Anthony Roberts Idea to Use Superannuation for New Home Buyers is Not So Super.

The idea by Anthony Roberts – State Member for Lane Cove saying that he wants first home owners to be able to access their superannuation to purchase their first homes (North Shore Times – Thursday 23rd February) is yet another example of the Liberals undermining the superannuation system in Australia. Once again they are not tackling the real problems contribution to making housing unaffordable for many Australians. 

The superannuation system is designed to help Australian’s prepare for retirement. Today’s first home buyers will have fewer Australian’s in the workforce compared to non-working senior Australians when they retire. Thus, superannuation is a critical savings vehicle to help prepare Australians for retirement. The Liberals have already reduced millions of working Australians superannuation balances by deferring the superannuation guarantee increase to 12% to the year 2025/2025 – seven years later than Labor’s original schedule.

Here is why Anthony Roberts should not dip into the future retirement savings of first home buyers. There are many other policies that the Liberals can use to help young people buy their first home.

1)      Reforms to negative gearing will help making housing more affordable:

The elephant in the room that the Liberals ignore is the need to reform negative gearing on investment properties.

An individual investor who earns an income of $120,000 per annum who buys an investment property today valued at $700,000 will receive a tax refund of $12,685. It will cost that investor $21/week to own that investment property after rent, expenses and tax benefits.[1]

If that same $700,000 property was purchased by a first home buyer who paid a 10% deposit, the weekly home loan principle and interest repayments would be $1,050 (Or $810 based on an interest only loan).[2]

This is the number one reason why the property market and tax policy is working against new first home buyers. Not reforming negative gearing rules in Australia is akin to washing your dirty car by only cleaning the windscreen.

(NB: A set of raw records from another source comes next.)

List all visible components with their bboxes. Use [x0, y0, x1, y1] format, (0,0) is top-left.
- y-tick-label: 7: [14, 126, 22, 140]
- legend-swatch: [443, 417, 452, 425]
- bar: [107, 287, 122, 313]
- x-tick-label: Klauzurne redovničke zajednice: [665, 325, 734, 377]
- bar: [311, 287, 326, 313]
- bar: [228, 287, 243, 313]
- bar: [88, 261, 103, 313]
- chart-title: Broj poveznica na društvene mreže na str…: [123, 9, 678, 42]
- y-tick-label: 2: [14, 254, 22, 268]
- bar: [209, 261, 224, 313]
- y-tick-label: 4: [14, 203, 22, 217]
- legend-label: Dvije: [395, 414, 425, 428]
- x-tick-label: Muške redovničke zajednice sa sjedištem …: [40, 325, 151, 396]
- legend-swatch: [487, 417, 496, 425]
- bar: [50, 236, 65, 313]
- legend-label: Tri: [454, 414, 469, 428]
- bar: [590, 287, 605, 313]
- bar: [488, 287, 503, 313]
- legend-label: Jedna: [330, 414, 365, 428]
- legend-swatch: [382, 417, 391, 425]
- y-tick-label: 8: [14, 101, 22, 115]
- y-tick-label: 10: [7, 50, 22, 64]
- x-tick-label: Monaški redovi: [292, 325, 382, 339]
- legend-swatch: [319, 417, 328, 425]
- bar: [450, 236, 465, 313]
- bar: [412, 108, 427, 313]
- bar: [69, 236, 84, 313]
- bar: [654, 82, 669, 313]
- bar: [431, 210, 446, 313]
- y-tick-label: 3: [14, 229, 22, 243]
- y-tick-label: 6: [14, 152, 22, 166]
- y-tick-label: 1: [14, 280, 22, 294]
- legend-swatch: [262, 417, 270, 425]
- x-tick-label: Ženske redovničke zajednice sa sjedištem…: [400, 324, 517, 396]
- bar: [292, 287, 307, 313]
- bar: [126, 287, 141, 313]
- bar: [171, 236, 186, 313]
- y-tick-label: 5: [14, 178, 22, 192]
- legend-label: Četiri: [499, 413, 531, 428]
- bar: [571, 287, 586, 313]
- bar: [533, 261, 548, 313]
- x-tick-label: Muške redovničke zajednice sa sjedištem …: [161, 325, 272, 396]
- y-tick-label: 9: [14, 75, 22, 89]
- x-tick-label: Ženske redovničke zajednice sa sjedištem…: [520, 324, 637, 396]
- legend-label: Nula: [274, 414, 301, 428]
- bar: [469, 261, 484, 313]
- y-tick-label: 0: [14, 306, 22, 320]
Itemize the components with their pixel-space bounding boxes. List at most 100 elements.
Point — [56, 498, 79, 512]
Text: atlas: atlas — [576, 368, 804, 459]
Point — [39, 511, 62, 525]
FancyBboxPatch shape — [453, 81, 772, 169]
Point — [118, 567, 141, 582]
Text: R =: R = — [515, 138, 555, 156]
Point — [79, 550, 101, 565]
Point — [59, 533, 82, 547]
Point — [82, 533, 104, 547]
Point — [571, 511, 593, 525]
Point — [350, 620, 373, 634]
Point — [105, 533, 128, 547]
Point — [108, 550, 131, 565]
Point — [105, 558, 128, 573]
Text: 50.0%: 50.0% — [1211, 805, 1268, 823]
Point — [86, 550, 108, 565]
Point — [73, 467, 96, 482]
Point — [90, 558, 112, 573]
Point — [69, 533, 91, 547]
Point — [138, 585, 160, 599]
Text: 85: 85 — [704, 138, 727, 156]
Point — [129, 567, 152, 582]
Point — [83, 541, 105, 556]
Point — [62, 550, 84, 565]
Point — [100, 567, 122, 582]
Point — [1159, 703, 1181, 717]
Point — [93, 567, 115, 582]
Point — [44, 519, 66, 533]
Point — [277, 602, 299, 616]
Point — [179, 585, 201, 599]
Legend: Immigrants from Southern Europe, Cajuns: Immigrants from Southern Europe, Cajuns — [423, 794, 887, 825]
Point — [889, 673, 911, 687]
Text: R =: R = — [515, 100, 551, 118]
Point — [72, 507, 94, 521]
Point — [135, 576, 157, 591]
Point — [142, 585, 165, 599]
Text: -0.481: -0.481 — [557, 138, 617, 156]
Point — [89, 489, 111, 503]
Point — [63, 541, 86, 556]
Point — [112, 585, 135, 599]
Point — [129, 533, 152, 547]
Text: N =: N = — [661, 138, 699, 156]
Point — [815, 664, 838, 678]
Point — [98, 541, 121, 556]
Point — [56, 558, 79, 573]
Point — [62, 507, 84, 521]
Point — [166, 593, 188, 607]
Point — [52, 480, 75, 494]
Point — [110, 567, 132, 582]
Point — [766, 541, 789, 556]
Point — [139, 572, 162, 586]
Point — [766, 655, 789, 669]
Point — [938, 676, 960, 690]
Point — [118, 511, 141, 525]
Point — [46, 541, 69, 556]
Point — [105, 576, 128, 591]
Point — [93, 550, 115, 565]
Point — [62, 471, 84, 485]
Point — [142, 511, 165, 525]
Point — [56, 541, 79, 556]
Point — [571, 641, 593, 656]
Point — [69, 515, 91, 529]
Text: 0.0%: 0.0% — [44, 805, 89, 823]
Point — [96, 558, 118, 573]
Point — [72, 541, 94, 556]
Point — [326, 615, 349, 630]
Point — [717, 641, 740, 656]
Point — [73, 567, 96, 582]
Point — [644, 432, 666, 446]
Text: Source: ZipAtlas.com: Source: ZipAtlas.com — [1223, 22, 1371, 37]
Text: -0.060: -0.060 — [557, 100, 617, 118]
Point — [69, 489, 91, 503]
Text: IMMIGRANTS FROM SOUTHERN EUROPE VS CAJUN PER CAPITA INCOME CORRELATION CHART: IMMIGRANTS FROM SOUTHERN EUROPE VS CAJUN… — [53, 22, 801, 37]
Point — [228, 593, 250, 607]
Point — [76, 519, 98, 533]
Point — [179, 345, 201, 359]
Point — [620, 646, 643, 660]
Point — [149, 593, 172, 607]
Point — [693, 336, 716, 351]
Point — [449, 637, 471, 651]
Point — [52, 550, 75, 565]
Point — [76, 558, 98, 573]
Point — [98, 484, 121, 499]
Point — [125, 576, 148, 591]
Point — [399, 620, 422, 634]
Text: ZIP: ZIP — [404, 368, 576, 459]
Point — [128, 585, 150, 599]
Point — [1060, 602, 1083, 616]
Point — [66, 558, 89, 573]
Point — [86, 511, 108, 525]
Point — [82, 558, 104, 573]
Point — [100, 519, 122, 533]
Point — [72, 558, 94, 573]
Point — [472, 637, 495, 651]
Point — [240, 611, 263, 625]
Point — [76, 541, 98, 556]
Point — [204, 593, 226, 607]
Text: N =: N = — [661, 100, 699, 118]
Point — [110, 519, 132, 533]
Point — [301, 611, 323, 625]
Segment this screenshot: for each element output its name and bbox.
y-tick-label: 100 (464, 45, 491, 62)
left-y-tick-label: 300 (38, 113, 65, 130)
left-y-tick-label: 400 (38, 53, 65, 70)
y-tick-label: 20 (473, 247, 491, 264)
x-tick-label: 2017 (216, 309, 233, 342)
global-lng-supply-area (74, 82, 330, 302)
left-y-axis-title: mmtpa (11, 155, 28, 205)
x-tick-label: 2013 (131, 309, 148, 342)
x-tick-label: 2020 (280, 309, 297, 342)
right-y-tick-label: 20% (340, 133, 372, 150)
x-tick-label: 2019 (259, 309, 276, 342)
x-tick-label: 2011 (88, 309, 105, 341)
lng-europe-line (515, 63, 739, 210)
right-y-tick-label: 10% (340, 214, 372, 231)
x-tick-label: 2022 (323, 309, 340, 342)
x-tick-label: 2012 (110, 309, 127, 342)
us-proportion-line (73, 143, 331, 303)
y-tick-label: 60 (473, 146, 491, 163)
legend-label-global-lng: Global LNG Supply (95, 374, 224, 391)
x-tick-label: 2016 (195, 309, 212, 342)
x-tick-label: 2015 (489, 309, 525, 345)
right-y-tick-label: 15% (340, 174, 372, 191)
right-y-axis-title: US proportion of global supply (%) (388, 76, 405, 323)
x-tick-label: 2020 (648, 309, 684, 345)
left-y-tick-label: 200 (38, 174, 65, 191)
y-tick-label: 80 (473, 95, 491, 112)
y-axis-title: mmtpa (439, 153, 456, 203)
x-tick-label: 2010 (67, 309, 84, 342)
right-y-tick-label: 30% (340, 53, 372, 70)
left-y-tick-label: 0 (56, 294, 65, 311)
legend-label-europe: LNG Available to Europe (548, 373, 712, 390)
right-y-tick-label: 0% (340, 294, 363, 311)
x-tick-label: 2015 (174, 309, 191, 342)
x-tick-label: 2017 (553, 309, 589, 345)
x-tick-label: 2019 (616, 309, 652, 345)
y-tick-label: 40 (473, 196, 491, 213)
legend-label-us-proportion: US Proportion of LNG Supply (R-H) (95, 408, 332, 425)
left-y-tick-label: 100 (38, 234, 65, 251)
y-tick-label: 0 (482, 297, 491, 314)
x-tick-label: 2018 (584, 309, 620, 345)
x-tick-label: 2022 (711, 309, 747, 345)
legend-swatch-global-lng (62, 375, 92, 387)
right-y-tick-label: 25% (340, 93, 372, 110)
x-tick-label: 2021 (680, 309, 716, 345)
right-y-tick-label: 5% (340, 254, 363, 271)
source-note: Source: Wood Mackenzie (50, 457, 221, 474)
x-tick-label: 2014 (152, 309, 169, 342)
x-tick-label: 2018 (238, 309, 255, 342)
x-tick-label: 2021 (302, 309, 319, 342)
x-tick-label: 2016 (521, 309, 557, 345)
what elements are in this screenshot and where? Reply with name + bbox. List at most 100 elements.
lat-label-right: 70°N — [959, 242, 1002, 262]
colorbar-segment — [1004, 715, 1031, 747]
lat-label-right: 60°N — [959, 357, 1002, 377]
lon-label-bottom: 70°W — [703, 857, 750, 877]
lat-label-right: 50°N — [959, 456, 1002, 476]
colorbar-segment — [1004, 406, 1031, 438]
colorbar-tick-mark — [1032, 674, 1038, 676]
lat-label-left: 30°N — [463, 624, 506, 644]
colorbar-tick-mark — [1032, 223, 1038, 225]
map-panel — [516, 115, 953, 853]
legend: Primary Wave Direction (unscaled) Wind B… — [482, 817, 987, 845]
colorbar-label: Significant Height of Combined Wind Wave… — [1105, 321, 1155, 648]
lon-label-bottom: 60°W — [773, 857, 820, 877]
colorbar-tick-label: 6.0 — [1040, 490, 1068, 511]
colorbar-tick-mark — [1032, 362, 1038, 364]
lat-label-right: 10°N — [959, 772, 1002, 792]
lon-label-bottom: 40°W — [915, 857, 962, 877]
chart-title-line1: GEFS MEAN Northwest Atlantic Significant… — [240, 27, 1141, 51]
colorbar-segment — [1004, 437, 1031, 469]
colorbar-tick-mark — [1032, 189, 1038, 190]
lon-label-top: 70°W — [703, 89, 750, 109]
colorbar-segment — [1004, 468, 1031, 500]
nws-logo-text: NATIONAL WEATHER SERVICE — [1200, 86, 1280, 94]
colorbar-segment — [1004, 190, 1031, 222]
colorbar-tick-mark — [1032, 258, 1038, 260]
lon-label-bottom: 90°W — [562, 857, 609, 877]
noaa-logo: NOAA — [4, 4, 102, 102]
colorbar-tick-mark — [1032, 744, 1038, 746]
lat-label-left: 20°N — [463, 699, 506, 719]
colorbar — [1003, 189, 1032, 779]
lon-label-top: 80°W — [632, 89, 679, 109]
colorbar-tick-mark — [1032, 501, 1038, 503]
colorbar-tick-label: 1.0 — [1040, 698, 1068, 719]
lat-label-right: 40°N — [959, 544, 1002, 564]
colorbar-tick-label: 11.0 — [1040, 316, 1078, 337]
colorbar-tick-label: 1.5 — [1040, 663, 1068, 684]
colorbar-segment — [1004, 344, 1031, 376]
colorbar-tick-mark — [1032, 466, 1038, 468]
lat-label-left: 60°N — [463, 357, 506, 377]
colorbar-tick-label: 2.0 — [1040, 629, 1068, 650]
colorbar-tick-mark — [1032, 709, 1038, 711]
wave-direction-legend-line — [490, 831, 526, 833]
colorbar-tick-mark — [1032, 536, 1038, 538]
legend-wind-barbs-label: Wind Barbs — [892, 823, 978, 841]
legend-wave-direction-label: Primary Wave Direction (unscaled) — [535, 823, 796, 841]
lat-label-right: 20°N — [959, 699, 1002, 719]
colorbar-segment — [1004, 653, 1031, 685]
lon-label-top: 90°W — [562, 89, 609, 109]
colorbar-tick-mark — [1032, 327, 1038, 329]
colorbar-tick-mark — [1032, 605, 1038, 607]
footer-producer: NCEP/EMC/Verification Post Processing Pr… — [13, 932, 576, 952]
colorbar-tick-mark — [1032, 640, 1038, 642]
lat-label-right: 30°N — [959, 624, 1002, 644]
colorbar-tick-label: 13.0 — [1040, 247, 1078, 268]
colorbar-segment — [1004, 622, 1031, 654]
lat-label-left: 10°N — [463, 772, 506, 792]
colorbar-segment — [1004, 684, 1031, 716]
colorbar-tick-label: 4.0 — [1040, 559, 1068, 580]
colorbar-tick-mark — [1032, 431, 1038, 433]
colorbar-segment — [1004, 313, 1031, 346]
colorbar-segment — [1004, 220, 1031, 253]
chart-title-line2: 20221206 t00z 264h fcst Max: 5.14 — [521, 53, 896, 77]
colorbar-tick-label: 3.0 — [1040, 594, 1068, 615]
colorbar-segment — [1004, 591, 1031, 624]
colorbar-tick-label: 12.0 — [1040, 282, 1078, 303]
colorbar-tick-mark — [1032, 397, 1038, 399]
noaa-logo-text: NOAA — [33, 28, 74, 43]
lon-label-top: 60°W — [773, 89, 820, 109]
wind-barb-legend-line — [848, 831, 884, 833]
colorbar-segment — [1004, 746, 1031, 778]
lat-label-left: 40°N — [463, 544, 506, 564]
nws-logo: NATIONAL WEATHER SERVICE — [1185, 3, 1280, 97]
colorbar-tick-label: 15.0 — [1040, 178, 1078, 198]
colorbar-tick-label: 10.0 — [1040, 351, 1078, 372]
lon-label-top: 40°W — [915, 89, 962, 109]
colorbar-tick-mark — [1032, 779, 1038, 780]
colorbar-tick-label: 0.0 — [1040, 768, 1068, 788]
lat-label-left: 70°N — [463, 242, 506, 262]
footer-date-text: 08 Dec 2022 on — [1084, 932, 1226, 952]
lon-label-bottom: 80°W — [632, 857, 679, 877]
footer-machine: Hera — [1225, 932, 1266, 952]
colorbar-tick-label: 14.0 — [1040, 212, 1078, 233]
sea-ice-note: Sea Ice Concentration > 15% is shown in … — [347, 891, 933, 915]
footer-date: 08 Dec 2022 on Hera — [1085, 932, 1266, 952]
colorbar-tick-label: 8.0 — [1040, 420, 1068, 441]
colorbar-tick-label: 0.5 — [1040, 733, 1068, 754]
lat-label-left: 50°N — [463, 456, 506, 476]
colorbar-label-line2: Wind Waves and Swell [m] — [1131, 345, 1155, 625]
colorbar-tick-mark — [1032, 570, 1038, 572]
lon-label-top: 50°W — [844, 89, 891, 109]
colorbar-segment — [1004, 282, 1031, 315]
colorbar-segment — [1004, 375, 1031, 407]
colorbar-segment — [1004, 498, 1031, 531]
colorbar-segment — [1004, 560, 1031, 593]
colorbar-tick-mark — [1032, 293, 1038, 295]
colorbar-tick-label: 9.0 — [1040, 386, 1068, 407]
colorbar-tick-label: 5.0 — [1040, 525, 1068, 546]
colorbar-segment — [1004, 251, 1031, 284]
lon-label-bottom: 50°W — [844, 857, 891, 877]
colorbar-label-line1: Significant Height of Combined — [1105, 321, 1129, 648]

Labor’s proposed reform to negative gearing would incentivise investors to focus on building new housing, whilst reducing the competition from investors for first home buyers when buying an already establishing housing. 

2)      Deferring or reducing stamp duty for first home buyers will help housing affordability:

The stamp duty on a new home of $700,000 is around $27,000. Stamp duty concessions do help to make first homes more affordable for first home buyers. At the moment stamp duty concessions only apply on brand new properties in NSW up to the value of $650,000.[3]

Labor proposed a stamp duty deferral scheme during the 2015 State Election. Under this scheme it would allow first home buyers to defer up-front stamp duty costs, instead paying stamp duty costs in affordable monthly instalments over five years.

3)      Bring back First Home Saver Accounts:

The Liberals canned the First Home Saver Accounts (FHSA) in 2015. Under this scheme introduced by Labor, young people could open an FHSA and earn a 17% contribution on savings up to $5,000 - $6,000 each year.

How did the Liberals think that canning a policy to help young Australian save for a deposit would help them buy a first home?

Before Anthony Roberts destroys the future retirement savings of millions of young Australians, he would be well placed to encourage his State and Federal colleagues to look at some of the above sensible policies that would help young Australian buy their first home.

[1] Based on a $700,000 investment property in NSW. Salary = $120,000, 10% deposit of $70,000, rental income = $620/week, interest only loan at 5.50%, rental expenses = $8,727, building depreciation and fixtures and fitting depreciation claimed,

[2] Based on a $700,000 home purchase. 10% deposit of $70,000. Principle and interest and interest only repayments calculated at a 5.50% interest rate.